We took a train from the airport to Central (Hong Kong Island) and walked from there to the tram that goes up Victoria Peak. The tram is a funicular (cable railway), which the internet says has a maximum steepness of 48%. For reference, US highways can have a maximum of a 7% grade, and the maximum grade for a railway without cables or rack rail is 13.5% for the Lisbon tram in Portugal. So we took the tram up Victoria Peak. It was steep. On the way up, we got the first overhead views of Hong Kong. From the ground, you get a sense of the busyness of the city, but from above, you can see how built up it is. It’s all skyscrapers packed into a narrow strip of land between water and mountains.
Views from Victoria Peak, descent on the tram |
Once we got to the top of Victoria Peak (552 m), we first had to find our way out of the tram station, then we took a walk around the peak along the Hong Kong Trail. It’s fairly flat and paved, so not difficult, but it’s nature-y, and you get views of the surrounding hills, Victoria Harbour, Central, Kowloon (across the harbor), and mist/fog/smog. It wasn’t the clearest day, but not as bad as the time we were at Acadia hiking up Cadillac Mountain, got caught in rain, and saw nothing but fog and clouds1. We still got some nice views and pictures, complete with hair/dust/lint on my camera lens that magically disappeared later. It could have been a sleep deprivation-induced hallucination, but I can still see the hair/dust/lint on my pictures now, so it was probably a hair/dust/lint.
After completing the loop around Victoria Peak, we took the tram back down and returned to the train station to have dim sum for an early lunch. We still had six hours until our flight, so next we left the station again and took the ferry across Victoria Harbour to Kowloon.
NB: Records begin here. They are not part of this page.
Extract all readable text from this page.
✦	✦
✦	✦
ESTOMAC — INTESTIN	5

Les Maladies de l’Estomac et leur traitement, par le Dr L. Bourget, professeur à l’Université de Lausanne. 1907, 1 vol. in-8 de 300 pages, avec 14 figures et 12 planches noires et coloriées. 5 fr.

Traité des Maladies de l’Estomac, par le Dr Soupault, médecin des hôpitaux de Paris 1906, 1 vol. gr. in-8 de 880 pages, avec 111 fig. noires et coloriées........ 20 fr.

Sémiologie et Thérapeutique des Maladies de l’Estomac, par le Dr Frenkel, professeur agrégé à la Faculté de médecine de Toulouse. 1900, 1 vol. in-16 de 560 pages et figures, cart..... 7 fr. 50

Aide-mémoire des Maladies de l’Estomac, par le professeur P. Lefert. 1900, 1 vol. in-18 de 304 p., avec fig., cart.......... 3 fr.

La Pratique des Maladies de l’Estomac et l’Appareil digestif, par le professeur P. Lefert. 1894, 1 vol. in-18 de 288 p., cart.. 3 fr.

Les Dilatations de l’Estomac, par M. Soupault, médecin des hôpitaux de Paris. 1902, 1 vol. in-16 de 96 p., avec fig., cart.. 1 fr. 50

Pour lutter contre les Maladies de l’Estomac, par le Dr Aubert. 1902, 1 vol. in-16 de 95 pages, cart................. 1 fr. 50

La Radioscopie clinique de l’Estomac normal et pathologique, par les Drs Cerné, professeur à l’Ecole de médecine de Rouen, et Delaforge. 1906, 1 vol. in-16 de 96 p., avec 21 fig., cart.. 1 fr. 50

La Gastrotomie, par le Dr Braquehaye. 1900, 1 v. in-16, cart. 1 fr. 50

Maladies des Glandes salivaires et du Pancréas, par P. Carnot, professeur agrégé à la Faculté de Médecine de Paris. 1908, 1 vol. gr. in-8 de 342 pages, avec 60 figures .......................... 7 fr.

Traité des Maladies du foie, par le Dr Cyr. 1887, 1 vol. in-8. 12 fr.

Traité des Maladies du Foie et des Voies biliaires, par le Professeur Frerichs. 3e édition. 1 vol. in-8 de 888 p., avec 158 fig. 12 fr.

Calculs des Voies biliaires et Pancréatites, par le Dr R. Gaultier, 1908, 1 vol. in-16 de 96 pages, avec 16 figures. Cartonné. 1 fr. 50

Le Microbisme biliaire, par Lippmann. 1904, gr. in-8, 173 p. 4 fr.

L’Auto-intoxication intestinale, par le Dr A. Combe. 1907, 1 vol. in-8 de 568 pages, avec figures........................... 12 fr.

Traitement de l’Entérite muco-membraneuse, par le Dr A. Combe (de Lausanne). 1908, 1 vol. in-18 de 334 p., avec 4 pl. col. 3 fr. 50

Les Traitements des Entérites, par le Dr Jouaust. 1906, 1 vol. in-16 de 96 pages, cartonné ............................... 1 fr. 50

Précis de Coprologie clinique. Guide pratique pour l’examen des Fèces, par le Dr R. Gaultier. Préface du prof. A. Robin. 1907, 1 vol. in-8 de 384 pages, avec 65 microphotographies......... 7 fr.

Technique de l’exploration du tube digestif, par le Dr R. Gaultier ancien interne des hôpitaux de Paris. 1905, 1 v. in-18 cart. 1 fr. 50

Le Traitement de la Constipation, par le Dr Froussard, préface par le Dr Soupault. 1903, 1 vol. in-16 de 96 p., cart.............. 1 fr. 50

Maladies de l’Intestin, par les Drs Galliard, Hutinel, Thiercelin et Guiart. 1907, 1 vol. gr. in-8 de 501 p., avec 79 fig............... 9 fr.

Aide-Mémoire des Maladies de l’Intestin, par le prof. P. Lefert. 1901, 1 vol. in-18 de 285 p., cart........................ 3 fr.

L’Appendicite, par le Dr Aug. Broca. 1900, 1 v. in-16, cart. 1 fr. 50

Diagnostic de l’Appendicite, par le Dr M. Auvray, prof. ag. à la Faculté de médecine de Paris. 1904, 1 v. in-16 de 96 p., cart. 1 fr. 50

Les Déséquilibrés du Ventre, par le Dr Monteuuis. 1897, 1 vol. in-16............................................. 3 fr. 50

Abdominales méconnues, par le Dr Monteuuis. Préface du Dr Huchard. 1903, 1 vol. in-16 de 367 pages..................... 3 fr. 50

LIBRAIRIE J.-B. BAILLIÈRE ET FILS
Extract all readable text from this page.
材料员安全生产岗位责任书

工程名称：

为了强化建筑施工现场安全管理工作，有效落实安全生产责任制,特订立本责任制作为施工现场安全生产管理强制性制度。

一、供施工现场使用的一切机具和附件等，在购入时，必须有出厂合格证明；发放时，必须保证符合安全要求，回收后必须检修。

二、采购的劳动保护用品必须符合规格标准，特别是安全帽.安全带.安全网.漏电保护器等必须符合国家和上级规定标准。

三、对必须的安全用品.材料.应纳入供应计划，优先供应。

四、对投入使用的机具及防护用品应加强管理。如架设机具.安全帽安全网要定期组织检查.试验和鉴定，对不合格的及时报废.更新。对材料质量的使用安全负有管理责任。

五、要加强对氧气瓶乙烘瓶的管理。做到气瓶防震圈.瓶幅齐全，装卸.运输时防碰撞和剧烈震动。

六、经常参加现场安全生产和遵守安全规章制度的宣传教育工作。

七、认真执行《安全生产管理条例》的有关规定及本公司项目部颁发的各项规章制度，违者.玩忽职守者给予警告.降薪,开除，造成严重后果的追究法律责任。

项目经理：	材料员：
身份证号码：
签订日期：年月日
We spent some time walking around Kowloon, found a park, then took the subway back to Central, where we caught the Airport Express to the airport. There, we went through customs and security, bought some cookies, and found our gate all the way at one arm of the airport. Never travel with me if you’re in a hurry. The bus I’m trying to catch will inevitably go out of service as it passes my stop, my plane connections are at opposite ends of the airport, and if things are going smoothly, the train will pull over to restart the electrical system, but don’t worry, everything’s fine. All
View of Central from Kowloon, Kowloon Park, sculpture in Kowloon Park, Somewhere over Canada |
Again, the flight between Hong Kong and New England was long, but bearable. I got chicken and strawberry ice cream for dinner/breakfast [8:00 pm HKT/7:00 am EST] and yet more questionable eggs for breakfast/dinner [7:30 am HKT/6:30 pm EST]. I rewatched Frozen for Sven and the trolls, and saw both Mamma Mia! and Mamma Mia! Here We Go Again, so yes, I had ABBA stuck in my head for the next two weeks. No regrets. And then, fifteen and a half hours after leaving Hong Kong, after crossing half the globe, we returned to the cold caresses of New England. We were back.
1For the record, I was the only one with a rain jacket, because be prepared. You never know when it might start raining, or the temperature could drop twenty degrees suddenly, or you might have to catch and subdue a bird.